Complex Networks

Complex Networks and Synchronization (Speaker: J. Kurths and Y. Zou)

The analysis of complex systems in terms of networks has become an important interdisciplinary topic in the recent years, which provides a modern tool to study spatio-temporal data. Complex networks often have irregular topological structures, therefore, the statistical analysis of the complex wiring architecture reveals the underlying principles, which initiates a revival of network modeling, developing new models to mimic its genuine properties.

As systems, we currently focus on the reconstruction of climate networks by means of nonlinear time series analysis approaches, working closely with scientists from research domain I. We intend to provide a new approach to study the impact of extreme events such as El Ninos, Monsoons or volcanic eruptions on the topology of climate networks, which will allow new insights into the stability of the climate system. Our method may also be valuable to illuminate differences in different climate states of earth's history, e.g. holocene, glacial and cretaceous, and to assess the impact of global warming on the stability of the climate system from a different perspective.

On the other hand, a very important issue in the study of complex systems is the interplay between structure and dynamics. Much attention has been devoted to study the emergence of collective dynamics in complex networks from the viewpoint of relating the propensity for dynamics on a network to the topology and local properties. In particular, one aspect of this interplay is synchronization. Synchronization of oscillators acting on the nodes is one of the widely studied dynamical behavior on complex networks. It has been shown that dynamical processes, like network synchronization, are strongly influenced by the structure of the topology of the underlying network.

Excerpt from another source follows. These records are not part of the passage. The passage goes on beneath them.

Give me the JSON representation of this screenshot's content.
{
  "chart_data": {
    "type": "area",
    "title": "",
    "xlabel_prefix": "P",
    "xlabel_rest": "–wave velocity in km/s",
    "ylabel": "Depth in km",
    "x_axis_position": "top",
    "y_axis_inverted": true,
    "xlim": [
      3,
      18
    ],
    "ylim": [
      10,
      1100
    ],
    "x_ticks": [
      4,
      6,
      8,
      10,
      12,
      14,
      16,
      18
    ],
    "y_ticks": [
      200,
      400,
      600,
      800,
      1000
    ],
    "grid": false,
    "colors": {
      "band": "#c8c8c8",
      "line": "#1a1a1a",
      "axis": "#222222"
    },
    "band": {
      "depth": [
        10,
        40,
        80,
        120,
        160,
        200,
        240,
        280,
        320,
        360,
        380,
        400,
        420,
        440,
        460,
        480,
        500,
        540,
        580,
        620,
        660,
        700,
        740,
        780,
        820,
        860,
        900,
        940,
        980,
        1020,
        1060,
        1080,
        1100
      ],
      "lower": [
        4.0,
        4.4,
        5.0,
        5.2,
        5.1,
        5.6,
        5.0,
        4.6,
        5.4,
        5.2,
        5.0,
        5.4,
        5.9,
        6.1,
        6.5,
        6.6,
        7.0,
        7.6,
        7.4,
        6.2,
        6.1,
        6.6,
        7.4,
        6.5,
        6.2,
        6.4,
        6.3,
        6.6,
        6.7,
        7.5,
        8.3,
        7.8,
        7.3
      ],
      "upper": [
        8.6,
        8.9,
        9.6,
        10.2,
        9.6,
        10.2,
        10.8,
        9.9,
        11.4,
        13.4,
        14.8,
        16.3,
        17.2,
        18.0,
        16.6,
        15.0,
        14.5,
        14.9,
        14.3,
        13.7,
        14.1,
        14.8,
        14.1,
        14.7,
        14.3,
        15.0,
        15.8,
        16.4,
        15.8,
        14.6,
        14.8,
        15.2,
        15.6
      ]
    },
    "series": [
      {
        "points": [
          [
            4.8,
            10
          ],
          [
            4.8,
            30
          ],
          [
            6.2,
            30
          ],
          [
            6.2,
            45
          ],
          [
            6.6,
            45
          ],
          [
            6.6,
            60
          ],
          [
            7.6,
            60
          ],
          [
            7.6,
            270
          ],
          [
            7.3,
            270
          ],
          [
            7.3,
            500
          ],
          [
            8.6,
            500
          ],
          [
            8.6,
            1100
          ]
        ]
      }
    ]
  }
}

Furthermore, in many realistic systems, the feedback of dynamics can reshape the network structures. In this regard, one needs to consider evolving networks under the external influences, for instances, the effect of noise on the system dynamics. In particular, we established some collaborations with research domain II to study the complex dynamics of ecological and socio-economic systems. We plan to simulate scenarios for a climate change (global warming, changing water supply, increased weather extreme events etc.) and the impact of different human activities (e.g. fragmentation of habitats) by means of the complex networks' approaches.